I once said that a louse is a louse is a louse. What I meant when I said that was that if a person is a louse from the get-go, their entire life, they never had good behavior to model after, then they will still be a louse about being TG and they will still be a louse about transitioning if that’s their path of choice. If they have self-esteem issues, control issues, and sometimes just behave badly, then transitioning isn’t going to change that. Going through a second puberty, feeling the freedom of transitioning or of dressing, being free of secrets (whether temporary, part-time, or full-time) is not an excuse for being an ass. There is a certain amount of selfishness that is good. Any counselor will tell you that. Sometimes we do need to be selfish for ourselves. But to do it at the expense of a relationship or other people is another matter. One SO said that her husband’s transition was undertaken at
“… breakneck speed, full throttle, as if nothing else mattered. I felt like I didn’t matter, my feelings didn’t matter, the kids didn’t matter, it was all about him and the hell with what we were feeling, experiencing, or thought. Within a year we went from zero to FFS, hormones, and full-time. And I’m supposed to accept this? Screw it! If he doesn’t slow down he can accept a divorce!”
- Janice, wife of a pre-op TS M2F
That kind of behavior is some of what I’m talking about (of the TG partner and of the SO). And it happens more often than you might think. While the TG partner is busy ruminating over their transition they give little to no thought of the SO’s transition. Go back and re-read what Mary Beth said. I believe that once the TG partner has decided to come out of the closet and transition they then tend to forget the others that are involved. The TG partner thinks that they’ve been closeted for so long that the euphoria of coming out seems to mask the fact that the SO is just finding out about this. The TG partner has known for some time that they are TG. Most have known the majority of their lives. We SOs find out when (1) we catch them or (2) they tell us. Then we’re often expected to “transition” to this new life over night…. The life of the TG partner is usually one they had most of a lifetime to know about. We SOs usually have much less time to adjust to this. Some of us have a hard enough time understanding the whole TG issue(s), and on top of all that we are learning that the relationship we thought we had (presenting as a hetero couple, a lesbian or gay couple) is about to take a left turn. Hello?

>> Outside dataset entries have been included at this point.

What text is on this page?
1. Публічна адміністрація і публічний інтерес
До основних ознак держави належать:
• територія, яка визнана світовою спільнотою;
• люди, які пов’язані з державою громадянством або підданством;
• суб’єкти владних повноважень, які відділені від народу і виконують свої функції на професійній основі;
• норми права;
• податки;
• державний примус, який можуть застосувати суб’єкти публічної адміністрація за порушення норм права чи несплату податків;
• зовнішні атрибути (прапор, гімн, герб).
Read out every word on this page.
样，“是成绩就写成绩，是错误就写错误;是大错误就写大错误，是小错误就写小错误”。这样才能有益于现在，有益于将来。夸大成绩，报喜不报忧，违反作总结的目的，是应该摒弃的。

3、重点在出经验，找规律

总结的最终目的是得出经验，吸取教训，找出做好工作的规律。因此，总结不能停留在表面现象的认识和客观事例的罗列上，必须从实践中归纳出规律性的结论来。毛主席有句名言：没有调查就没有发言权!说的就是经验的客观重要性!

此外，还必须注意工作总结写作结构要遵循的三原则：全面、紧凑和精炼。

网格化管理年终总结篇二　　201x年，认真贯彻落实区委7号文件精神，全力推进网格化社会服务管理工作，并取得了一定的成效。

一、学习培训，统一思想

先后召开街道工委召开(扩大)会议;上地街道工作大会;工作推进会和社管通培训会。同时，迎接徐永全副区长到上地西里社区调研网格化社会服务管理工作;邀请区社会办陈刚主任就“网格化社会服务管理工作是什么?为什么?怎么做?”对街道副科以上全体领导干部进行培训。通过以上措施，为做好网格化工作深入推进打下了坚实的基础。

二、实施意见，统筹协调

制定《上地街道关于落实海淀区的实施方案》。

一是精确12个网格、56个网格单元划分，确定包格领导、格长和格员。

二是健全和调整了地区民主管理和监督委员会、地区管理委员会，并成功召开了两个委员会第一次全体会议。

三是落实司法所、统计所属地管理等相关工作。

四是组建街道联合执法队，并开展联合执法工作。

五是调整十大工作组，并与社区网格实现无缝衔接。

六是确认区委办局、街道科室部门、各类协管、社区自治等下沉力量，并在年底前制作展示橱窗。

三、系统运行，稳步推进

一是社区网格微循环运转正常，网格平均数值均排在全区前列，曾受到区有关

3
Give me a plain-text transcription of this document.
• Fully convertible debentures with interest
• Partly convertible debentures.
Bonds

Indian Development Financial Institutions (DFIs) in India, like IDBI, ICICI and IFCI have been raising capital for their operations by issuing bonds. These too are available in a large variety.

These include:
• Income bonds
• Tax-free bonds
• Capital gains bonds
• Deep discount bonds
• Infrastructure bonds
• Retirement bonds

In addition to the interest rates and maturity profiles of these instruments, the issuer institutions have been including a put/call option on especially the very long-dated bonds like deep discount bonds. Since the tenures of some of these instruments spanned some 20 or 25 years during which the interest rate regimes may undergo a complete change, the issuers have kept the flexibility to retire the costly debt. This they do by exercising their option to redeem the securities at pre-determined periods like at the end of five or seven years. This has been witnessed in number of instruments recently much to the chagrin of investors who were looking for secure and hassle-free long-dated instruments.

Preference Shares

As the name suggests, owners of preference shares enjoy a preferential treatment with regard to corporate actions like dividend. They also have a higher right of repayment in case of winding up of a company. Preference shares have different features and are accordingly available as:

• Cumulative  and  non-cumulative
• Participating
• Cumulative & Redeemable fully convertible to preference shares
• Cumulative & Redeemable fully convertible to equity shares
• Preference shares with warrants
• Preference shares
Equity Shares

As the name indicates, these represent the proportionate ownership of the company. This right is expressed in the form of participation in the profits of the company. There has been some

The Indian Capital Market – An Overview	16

So where does this leave us? I think that most successful relationships of TG partners and their SOs exist because there has been respectful communication and consideration of the parties involved. Counseling definitely helps. And the successes are born in the shared values, respect, and humility of a good, positive relationship. Consequently, when a TG partner wants to come out to their SO they might want to do it slowly, honestly, and with the respect and consideration they might wish for themselves if the situation were reversed. Give your SOs time to process the range of emotions (grief and mourning at the loss of a husband/wife/partner, anger, isolation, denial, betrayal, depression) we go through. Our transition will not happen over night any more than yours will.